Projeto de Crivella transforma funcionários da Comlurb em servidores para garantir salário de R$ 8 mil

Camilla Pontes
O prefeito Marcelo Crivella Foto Pablo Jacob / Agencia O Globo

Para permitir que 2.400 funcionários da Comlurb se aposentem com salários de cerca de R$ 8 mil, e não com o teto do INSS (R$ 5.839,45) o prefeito do Rio, Marcelo Crivella enviou para a Câmara de Vereadores o Projeto de Lei Complementar 146/2019, que transfere os trabalhadores da Companhia admitidos até 5 de outubro de 1988 — data da promulgação da Constituição Federal — para o Regime Jurídico Único do funcionalismo municipal. Hoje, esses trabalhadores atuam sob o regime de trabalho celetista, com a mudança, se tornarão servidores estatutários.
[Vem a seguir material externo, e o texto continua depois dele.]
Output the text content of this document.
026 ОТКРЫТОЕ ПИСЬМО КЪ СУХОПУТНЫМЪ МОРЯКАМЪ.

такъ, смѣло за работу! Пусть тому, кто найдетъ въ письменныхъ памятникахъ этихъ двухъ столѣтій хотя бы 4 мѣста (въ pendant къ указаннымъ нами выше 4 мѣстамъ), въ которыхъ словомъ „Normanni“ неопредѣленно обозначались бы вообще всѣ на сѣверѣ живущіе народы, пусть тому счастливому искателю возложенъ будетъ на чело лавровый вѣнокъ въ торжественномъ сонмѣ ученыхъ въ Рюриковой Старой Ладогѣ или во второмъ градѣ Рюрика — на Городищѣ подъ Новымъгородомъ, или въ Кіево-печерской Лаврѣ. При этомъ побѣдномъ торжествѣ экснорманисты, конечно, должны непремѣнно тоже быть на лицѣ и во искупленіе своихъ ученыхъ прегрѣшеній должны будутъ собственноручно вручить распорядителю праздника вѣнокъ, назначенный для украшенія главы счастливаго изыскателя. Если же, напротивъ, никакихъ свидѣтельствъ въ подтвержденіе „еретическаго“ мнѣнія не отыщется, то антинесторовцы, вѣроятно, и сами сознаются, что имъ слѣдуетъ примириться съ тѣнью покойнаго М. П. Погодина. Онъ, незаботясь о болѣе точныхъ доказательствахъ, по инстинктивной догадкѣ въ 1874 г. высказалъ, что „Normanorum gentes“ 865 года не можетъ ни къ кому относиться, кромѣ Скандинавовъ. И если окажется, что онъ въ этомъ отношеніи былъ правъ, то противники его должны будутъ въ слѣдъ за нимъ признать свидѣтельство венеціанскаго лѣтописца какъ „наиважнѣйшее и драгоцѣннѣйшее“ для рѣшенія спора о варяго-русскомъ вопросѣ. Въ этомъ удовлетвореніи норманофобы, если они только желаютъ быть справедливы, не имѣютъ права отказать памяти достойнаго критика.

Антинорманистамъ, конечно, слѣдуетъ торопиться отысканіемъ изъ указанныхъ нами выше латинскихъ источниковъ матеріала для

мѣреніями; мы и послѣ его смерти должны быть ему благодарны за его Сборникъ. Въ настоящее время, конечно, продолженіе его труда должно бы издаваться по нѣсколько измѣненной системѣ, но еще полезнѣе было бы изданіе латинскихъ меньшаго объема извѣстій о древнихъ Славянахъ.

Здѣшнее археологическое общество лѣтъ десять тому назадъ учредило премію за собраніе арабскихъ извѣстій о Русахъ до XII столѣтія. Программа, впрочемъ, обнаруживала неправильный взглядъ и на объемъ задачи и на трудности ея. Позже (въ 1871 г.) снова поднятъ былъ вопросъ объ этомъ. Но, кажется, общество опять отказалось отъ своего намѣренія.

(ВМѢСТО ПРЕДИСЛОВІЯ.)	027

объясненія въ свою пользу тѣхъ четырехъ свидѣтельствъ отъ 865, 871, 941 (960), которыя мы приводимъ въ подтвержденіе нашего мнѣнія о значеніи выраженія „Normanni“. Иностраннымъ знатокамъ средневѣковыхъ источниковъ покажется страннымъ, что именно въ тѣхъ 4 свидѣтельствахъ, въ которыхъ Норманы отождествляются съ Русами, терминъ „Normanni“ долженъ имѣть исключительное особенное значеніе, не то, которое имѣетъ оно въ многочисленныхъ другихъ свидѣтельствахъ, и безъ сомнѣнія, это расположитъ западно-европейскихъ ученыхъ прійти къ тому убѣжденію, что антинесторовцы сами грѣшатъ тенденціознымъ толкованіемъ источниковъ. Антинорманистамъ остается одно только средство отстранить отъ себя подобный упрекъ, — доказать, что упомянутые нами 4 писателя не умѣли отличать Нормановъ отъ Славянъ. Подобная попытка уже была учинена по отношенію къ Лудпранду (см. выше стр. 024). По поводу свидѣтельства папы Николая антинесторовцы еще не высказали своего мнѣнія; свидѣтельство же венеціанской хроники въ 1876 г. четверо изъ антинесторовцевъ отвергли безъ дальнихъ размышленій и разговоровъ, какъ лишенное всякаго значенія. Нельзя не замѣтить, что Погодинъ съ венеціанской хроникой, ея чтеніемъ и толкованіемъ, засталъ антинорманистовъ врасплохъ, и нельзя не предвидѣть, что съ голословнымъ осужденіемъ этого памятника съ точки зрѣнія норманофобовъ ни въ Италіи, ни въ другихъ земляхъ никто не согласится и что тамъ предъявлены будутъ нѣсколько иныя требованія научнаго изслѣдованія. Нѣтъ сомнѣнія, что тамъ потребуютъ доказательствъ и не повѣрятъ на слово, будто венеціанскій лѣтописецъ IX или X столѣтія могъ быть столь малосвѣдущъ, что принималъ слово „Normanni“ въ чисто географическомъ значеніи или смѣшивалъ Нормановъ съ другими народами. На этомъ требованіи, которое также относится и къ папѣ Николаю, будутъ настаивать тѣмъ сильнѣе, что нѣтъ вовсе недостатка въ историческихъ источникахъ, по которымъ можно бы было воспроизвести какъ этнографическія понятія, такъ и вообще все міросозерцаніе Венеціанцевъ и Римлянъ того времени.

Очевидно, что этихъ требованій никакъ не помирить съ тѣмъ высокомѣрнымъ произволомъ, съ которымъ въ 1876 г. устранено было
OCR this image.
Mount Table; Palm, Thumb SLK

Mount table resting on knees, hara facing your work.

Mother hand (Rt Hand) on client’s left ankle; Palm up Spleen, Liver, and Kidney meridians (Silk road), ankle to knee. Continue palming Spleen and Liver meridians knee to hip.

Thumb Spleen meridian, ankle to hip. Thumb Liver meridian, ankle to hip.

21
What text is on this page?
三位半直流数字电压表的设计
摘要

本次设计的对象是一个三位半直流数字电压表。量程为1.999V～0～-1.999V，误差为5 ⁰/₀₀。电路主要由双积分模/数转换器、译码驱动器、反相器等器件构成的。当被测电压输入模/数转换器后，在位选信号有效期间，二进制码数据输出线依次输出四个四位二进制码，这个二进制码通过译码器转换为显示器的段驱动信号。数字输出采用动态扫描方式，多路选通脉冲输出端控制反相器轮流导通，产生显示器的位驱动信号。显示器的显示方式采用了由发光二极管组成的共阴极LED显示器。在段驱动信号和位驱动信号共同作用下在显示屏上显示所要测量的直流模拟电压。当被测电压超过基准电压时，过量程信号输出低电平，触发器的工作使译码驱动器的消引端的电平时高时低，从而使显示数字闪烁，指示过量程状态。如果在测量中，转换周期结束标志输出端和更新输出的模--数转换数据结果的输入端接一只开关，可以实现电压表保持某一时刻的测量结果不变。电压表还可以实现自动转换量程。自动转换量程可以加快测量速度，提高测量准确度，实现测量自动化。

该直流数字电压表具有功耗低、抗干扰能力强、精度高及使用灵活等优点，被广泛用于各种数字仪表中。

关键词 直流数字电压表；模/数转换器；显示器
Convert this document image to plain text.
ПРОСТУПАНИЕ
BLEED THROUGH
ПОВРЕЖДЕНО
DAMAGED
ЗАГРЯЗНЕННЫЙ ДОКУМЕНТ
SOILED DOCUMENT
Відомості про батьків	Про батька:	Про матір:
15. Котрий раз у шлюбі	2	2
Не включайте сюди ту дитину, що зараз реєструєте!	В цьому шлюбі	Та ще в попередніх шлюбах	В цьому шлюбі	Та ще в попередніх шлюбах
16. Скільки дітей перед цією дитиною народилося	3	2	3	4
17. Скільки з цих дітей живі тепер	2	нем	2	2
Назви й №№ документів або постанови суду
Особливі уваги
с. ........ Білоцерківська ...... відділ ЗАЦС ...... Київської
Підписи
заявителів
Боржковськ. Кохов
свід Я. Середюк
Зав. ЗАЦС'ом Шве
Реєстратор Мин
"Estes funcionários estão na faixa de 65 anos e, embora já estejam em fase de aposentadoria, não requisitam o benefício porque os valores do INSS estão muito abaixo do salário que recebem na Companhia, em média R$ 8 mil. Todos são anteriores à Constituição de 1988 e, portanto, têm o mesmo direito dos funcionários estatutários", disse a nota da assessoria do prefeito.

O projeto deve render debates entre os vereadores porque a justificativa do texto não traz cálculos sobre o impacto na previdência do município com a entrada de mais 2.400 novos servidores. Até porque os trabalhadores do regime celetista contribuem, no máximo, com alíquotas entre 8% e 11% sobre o teto do INSS (nas regras antigas antes da Reforma da Previdência). Enquanto que, no regime previdenciário dos servidores, a alíquota é de 11% sobre todo o vencimento e o município contribui com 22% (contribuição patronal).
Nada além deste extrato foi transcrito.